В этом примере показано, как правильно создать модель SimBiology®, которая содержит разрывы.
Модель, которую вы создаете в этом примере, симулирует устранение первого порядка белка, который производится на заданном уровне. Производительность содержит два разрыва.
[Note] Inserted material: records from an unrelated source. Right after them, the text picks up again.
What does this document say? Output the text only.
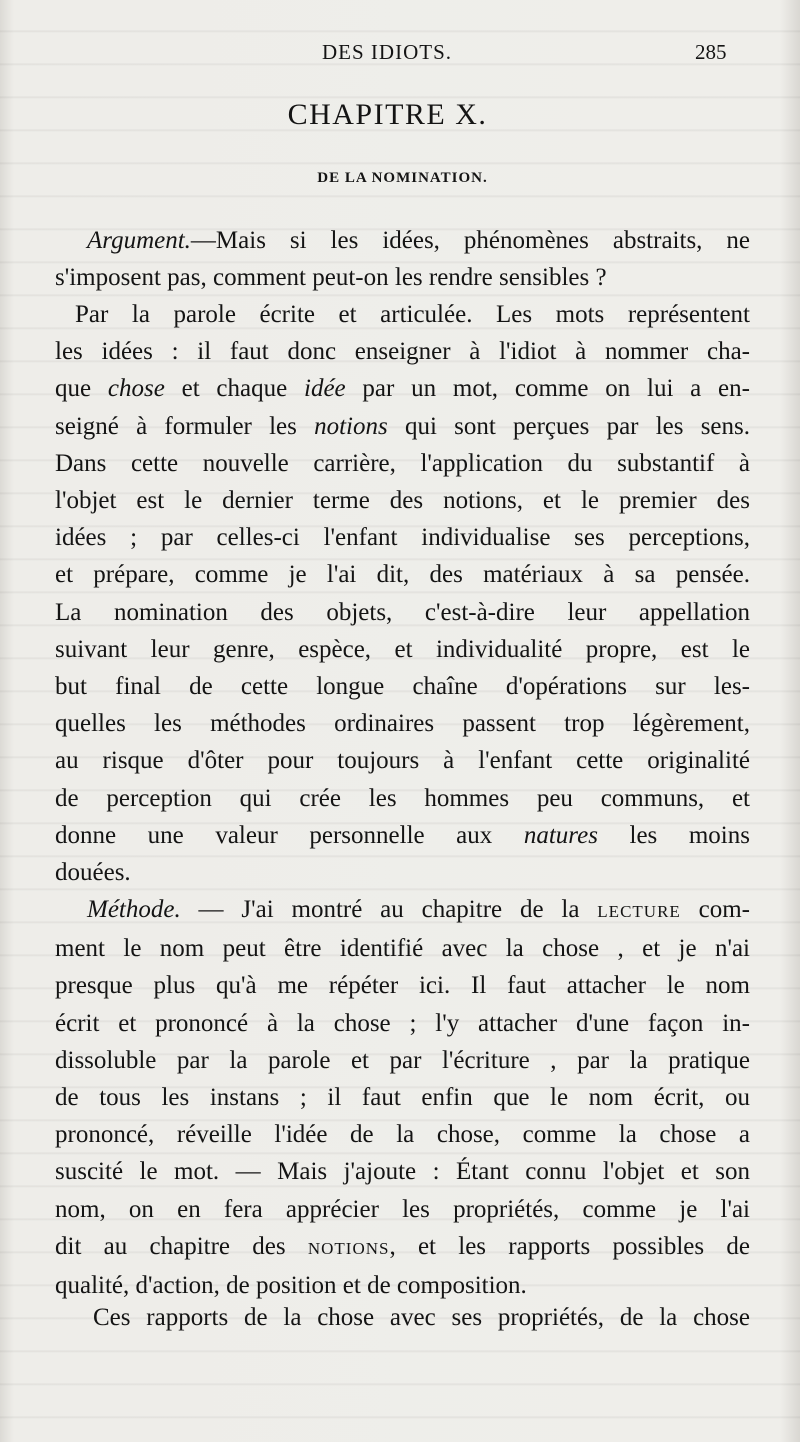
DES IDIOTS.	285
CHAPITRE X.
DE LA NOMINATION.
Argument.—Mais si les idées, phénomènes abstraits, ne
s'imposent pas, comment peut-on les rendre sensibles ?
Par la parole écrite et articulée. Les mots représentent
les idées : il faut donc enseigner à l'idiot à nommer cha-
que chose et chaque idée par un mot, comme on lui a en-
seigné à formuler les notions qui sont perçues par les sens.
Dans cette nouvelle carrière, l'application du substantif à
l'objet est le dernier terme des notions, et le premier des
idées ; par celles-ci l'enfant individualise ses perceptions,
et prépare, comme je l'ai dit, des matériaux à sa pensée.
La nomination des objets, c'est-à-dire leur appellation
suivant leur genre, espèce, et individualité propre, est le
but final de cette longue chaîne d'opérations sur les-
quelles les méthodes ordinaires passent trop légèrement,
au risque d'ôter pour toujours à l'enfant cette originalité
de perception qui crée les hommes peu communs, et
donne une valeur personnelle aux natures les moins
douées.
Méthode. — J'ai montré au chapitre de la LECTURE com-
ment le nom peut être identifié avec la chose , et je n'ai
presque plus qu'à me répéter ici. Il faut attacher le nom
écrit et prononcé à la chose ; l'y attacher d'une façon in-
dissoluble par la parole et par l'écriture , par la pratique
de tous les instans ; il faut enfin que le nom écrit, ou
prononcé, réveille l'idée de la chose, comme la chose a
suscité le mot. — Mais j'ajoute : Étant connu l'objet et son
nom, on en fera apprécier les propriétés, comme je l'ai
dit au chapitre des NOTIONS, et les rapports possibles de
qualité, d'action, de position et de composition.
Ces rapports de la chose avec ses propriétés, de la chose
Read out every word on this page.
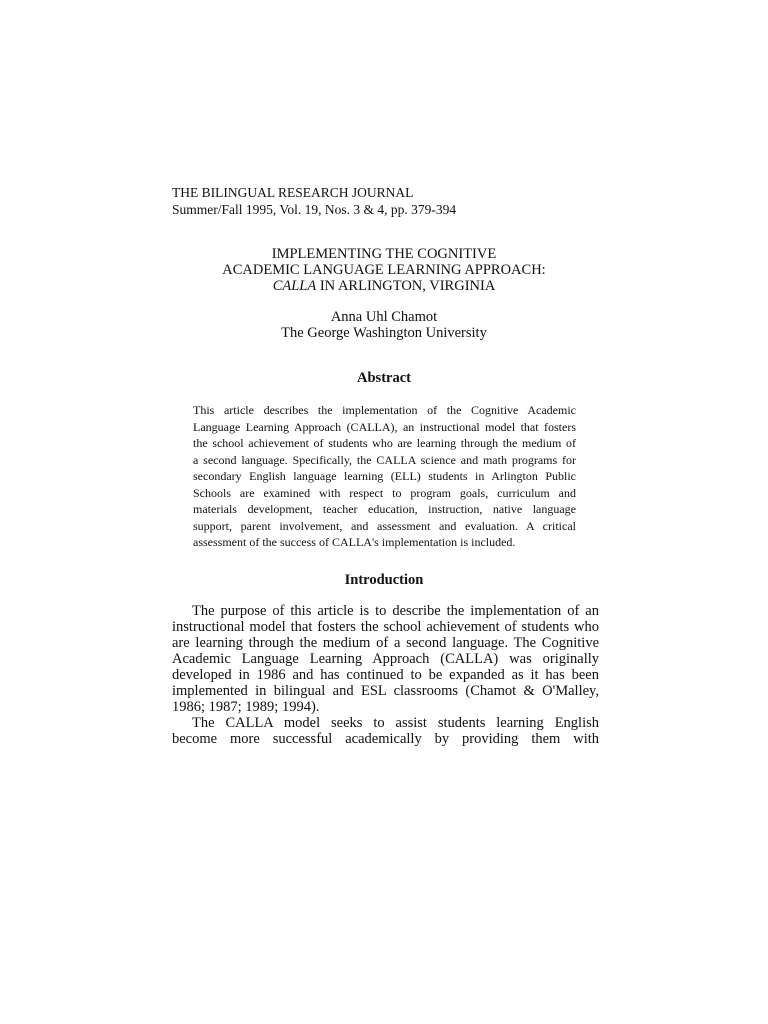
THE BILINGUAL RESEARCH JOURNAL
Summer/Fall 1995, Vol. 19, Nos. 3 & 4, pp. 379-394
IMPLEMENTING THE COGNITIVE
ACADEMIC LANGUAGE LEARNING APPROACH:
CALLA IN ARLINGTON, VIRGINIA
Anna Uhl Chamot
The George Washington University
Abstract
This article describes the implementation of the Cognitive Academic
Language Learning Approach (CALLA), an instructional model that fosters
the school achievement of students who are learning through the medium of
a second language. Specifically, the CALLA science and math programs for
secondary English language learning (ELL) students in Arlington Public
Schools are examined with respect to program goals, curriculum and
materials development, teacher education, instruction, native language
support, parent involvement, and assessment and evaluation. A critical
assessment of the success of CALLA's implementation is included.
Introduction
The purpose of this article is to describe the implementation of an
instructional model that fosters the school achievement of students who
are learning through the medium of a second language. The Cognitive
Academic Language Learning Approach (CALLA) was originally
developed in 1986 and has continued to be expanded as it has been
implemented in bilingual and ESL classrooms (Chamot & O'Malley,
1986; 1987; 1989; 1994).
The CALLA model seeks to assist students learning English
become more successful academically by providing them with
Чтобы симулировать модель точно, необходимо создать события, которые инициированы во время разрыва.
Производительность имеет три "режима" производства, как проиллюстрировано в следующем графике:
plot([0 3 3 6 6 10], [5 5 3 3 0 0]); ylim([-0.5 5.5]); xlabel('Time'); ylabel('Rate'); title('Discontinuous Protein Production Rate');
Первоначально ("Режим 1"), производительность является постоянным значением 5. С 3 до 6 секунд ("Режим 2"), производительность равняется 3. После 6 секунд ("Режим 3"), производительность 0. Эта производительность реализована в функции MATLAB discontSimBiologyRateFunction.m, который требует двух аргументов, времени симуляции и производственного режима.
В этом примере вы добавите события в модель, чтобы изменить режим производства белка. Этот подход гарантирует, что разрывы в модели происходят только через события, который далее гарантирует, что решатель ОДУ точно вычисляет числовое поведение около разрывов.
Обратите внимание на то, что, чтобы симулировать модель точно необходимо использовать события, чтобы обработать любой разрыв, ли связанный со значениями функции или их производными.
model = sbiomodel('discontinuous rate'); central = addcompartment(model,'Central'); addspecies(central,'protein')
ans = SimBiology Species Array Index: Compartment: Name: Value: Units: 1 Central protein 0
reaction1 = addreaction(model,'protein -> null')
reaction1 = SimBiology Reaction Array Index: Reaction: 1 protein -> null
ke = addparameter(model,'ke', 0.5); kineticLaw1 = addkineticlaw(reaction1,'MassAction'); kineticLaw1.ParameterVariableNames = {ke.Name}; reaction1.ReactionRate;
Эти события устанавливают режим параметра, который управляет режимом производства белка. Режим равняется первоначально 1, изменениям в 2 во время 3, и превращается на 3 во время 6.
counter = addparameter(model,'mode', 1, 'ConstantValue', false); addevent(model,'time > 3', 'mode = 2')
ans = SimBiology Event Array Index: Trigger: EventFcns: 1 time > 3 mode = 2
addevent(model,'time > 6', 'mode = 3')
ans = SimBiology Event Array Index: Trigger: EventFcns: 1 time > 6 mode = 3
Мы присваиваем этот уровень параметру, использующему повторное правило присвоения. Это позволяет нам сохранить производительность в результатах симуляции.
reaction2 = addreaction(model, 'null -> protein'); rate2 = addparameter(model,'rate2', 0, 'ConstantValue', false); reaction2.ReactionRate = 'rate2'
reaction2 = SimBiology Reaction Array Index: Reaction: 1 null -> protein
addrule(model,'rate2 = discontSimBiologyRateFunction(time, mode)', 'repeatedAssignment')
ans = SimBiology Rule Array Index: RuleType: Rule: 1 repeatedAssignment rate2 = discontSimBiologyRateFunction(time, mode)
type discontSimBiologyRateFunction
function rate = discontSimBiologyRateFunction(time, mode) %discontSimBiologyRateFunction - Helper function for discontSimBiologyModel demo % RATE = discontSimBiologyRateFunction(TIME, MODE); % Copyright 2010 The MathWorks, Inc. % Mode is a double precision number subject to round-off errors. We need to % round to the nearest integer to correctly handle this issue. mode = round(mode); switch mode case 1 rate = 5; case 2 rate = 3; case 3 rate = 0; otherwise error('Invalid mode.'); end
model
model = SimBiology Model - discontinuous rate Model Components: Compartments: 1 Events: 2 Parameters: 3 Reactions: 2 Rules: 1 Species: 1 Observables: 0
sd = sbiosimulate(model); plot(sd.Time, sd.Data); ylim([-0.5 8]); xlabel('Time'); ylabel('State'); title('Simulation Results'); legend(sd.DataNames);
Этот пример иллюстрирует, как создать модель SimBiology, которая содержит разрывы. Это иллюстрирует, как добавить события в модель, чтобы обратиться к разрывам, таким образом, можно симулировать модель точно.